Sarebbe anche fondamentale introdurre, e forse andrebbe fatto per legge, delle rotazioni con miscugli di piante da fiore, da sovesciare in seguito, che possono essere inseriti nelle rotazioni vere e proprie oppure come seconde colture, al posto di lasciare i terreni incolti tra due colture successive questo creerebbe anche un miglioramento agronomico importante dei terreni. 

Anche iniziative private, come quella di Savingbees, sono utili per rallentare il declino degli impollinatori.

L’oasi Savingbees per sostenere gli impollinatori e migliorare la biodiversità

Le oasi apistiche Savingbees nascono con un obiettivo ambizioso: ripristinare la biodiversità e gli habitat di cui gli impollinatori hanno bisogno e, conseguentemente, invertirne il declino.
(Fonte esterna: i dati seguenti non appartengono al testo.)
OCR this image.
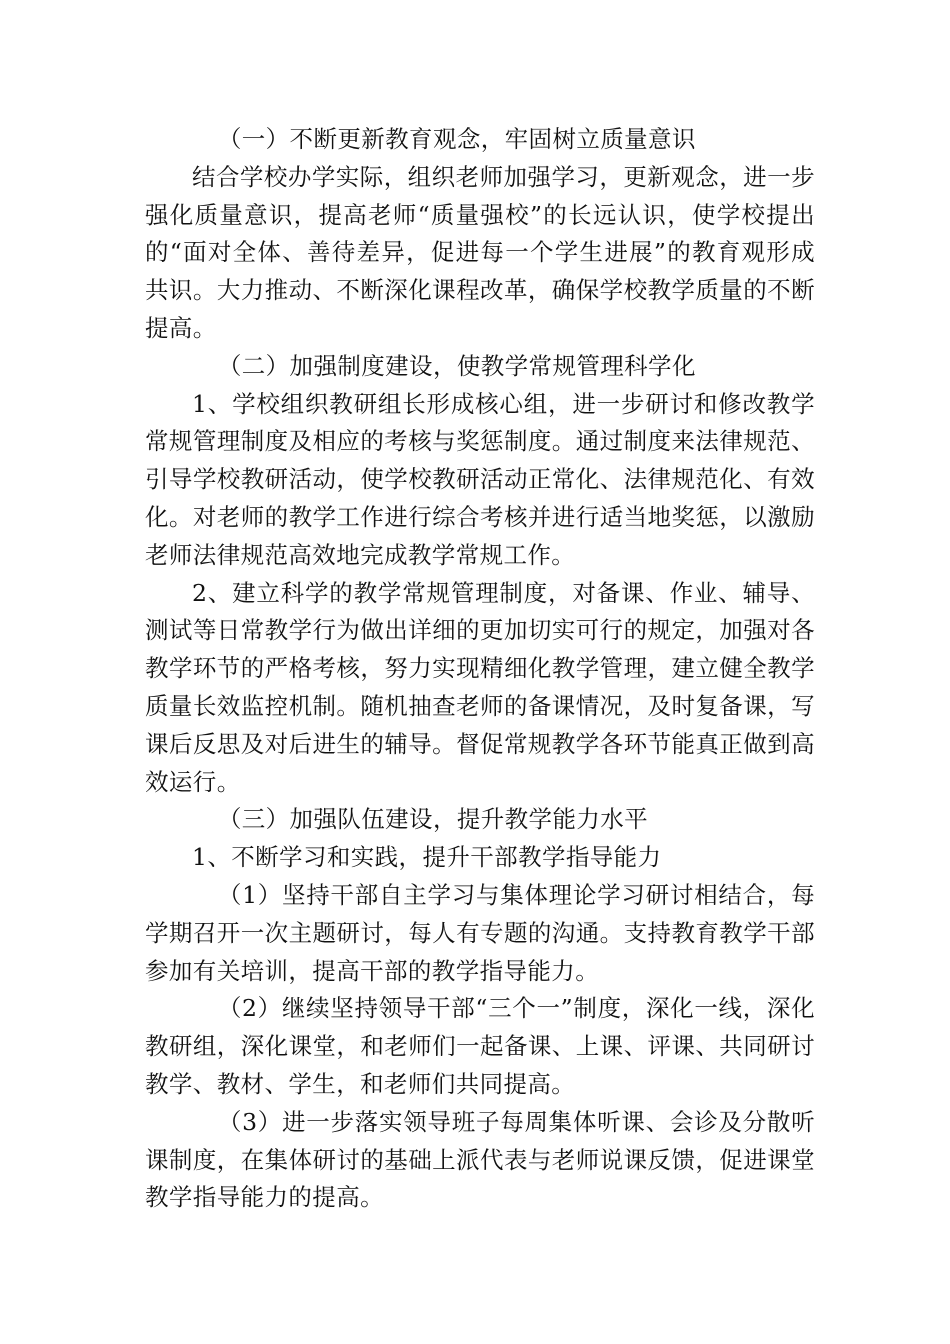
（一）不断更新教育观念，牢固树立质量意识

结合学校办学实际，组织老师加强学习，更新观念，进一步强化质量意识，提高老师“质量强校”的长远认识，使学校提出的“面对全体、善待差异，促进每一个学生进展”的教育观形成共识。大力推动、不断深化课程改革，确保学校教学质量的不断提高。

（二）加强制度建设，使教学常规管理科学化

1、学校组织教研组长形成核心组，进一步研讨和修改教学常规管理制度及相应的考核与奖惩制度。通过制度来法律规范、引导学校教研活动，使学校教研活动正常化、法律规范化、有效化。对老师的教学工作进行综合考核并进行适当地奖惩，以激励老师法律规范高效地完成教学常规工作。

2、建立科学的教学常规管理制度，对备课、作业、辅导、测试等日常教学行为做出详细的更加切实可行的规定，加强对各教学环节的严格考核，努力实现精细化教学管理，建立健全教学质量长效监控机制。随机抽查老师的备课情况，及时复备课，写课后反思及对后进生的辅导。督促常规教学各环节能真正做到高效运行。

（三）加强队伍建设，提升教学能力水平

1、不断学习和实践，提升干部教学指导能力

（1）坚持干部自主学习与集体理论学习研讨相结合，每学期召开一次主题研讨，每人有专题的沟通。支持教育教学干部参加有关培训，提高干部的教学指导能力。

（2）继续坚持领导干部“三个一”制度，深化一线，深化教研组，深化课堂，和老师们一起备课、上课、评课、共同研讨教学、教材、学生，和老师们共同提高。

（3）进一步落实领导班子每周集体听课、会诊及分散听课制度，在集体研讨的基础上派代表与老师说课反馈，促进课堂教学指导能力的提高。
L’oasi è un luogo selvatico meraviglioso e indisturbato. Un luogo dove questi piccoli animali possono trovare non solo il posto perfetto per nidificare, ma anche una costante fonte di cibo anche quando le colture agricole dominanti della zona non sono in fiore. La massa vegetale che si crea, inoltre, protegge gli insetti anche quando le piante giustamente sfioriscono creando un microclima idoneo a tutti gli animali selvatici. Insomma, un paradiso fiorito dove gli impollinatori (e non solo!) possono convivere sani, felici e in tutta sicurezza.